At a business meeting, someone suggests an idea he thinks the others will like: recruiting a trans influencer as the face of the brand. Each member has misgivings about this, but assumes that the others will consider them transphobic if they speak out, so everyone approves the idea despite no one liking it.
Every member of a family in North Korea hates Communism, but they never mention this to each other, because each assumes the others approve of it. — h/t Gurwinder Bhogal
Text your friends when you think about them.

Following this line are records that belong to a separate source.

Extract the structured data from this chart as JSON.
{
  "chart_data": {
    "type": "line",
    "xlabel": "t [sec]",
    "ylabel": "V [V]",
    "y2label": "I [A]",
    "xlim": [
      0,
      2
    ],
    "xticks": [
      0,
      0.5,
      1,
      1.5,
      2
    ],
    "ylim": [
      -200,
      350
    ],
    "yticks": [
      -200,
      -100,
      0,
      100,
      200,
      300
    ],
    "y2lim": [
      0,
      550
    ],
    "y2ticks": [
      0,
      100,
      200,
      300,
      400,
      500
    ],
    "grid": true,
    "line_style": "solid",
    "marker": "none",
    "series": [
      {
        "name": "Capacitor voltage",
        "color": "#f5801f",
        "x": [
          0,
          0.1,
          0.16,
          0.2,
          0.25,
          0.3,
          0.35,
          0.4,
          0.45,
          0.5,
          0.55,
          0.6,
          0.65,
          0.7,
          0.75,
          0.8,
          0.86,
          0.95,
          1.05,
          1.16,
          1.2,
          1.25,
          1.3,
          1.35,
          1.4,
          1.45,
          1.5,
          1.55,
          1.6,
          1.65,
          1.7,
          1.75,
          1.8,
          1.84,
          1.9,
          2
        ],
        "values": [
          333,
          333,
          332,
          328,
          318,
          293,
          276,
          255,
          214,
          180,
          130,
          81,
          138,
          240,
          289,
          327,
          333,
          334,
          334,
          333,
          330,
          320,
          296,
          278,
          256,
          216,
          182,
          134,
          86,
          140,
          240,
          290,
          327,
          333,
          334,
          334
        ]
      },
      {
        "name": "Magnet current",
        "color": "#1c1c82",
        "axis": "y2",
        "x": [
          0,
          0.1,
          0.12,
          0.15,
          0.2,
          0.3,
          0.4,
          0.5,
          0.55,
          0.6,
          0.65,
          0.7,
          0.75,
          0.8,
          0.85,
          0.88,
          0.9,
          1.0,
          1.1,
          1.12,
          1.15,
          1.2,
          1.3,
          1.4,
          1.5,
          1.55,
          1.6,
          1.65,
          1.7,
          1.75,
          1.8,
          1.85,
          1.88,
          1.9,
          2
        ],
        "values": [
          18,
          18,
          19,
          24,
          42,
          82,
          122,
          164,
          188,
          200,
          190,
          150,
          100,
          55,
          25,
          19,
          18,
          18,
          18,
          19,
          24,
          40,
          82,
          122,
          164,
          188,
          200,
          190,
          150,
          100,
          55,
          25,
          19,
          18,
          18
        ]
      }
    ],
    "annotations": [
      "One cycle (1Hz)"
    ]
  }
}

Maybe the 4th time I’ve posted this hack.
One of my most important.
You think about your friends and family all the time, but they don’t know.
When you think about someone, use it as a trigger to message them.
I must send 3+ “Thinking about you. Hope you’re well!” texts every week to people from my life.
Never fails to make me feel good.
Tell your friends they should read this Newsletter.
I started with a new psychotherapist in Austin last week. My first time doing consistent in-person therapy. Will report back if I have ancestral trauma.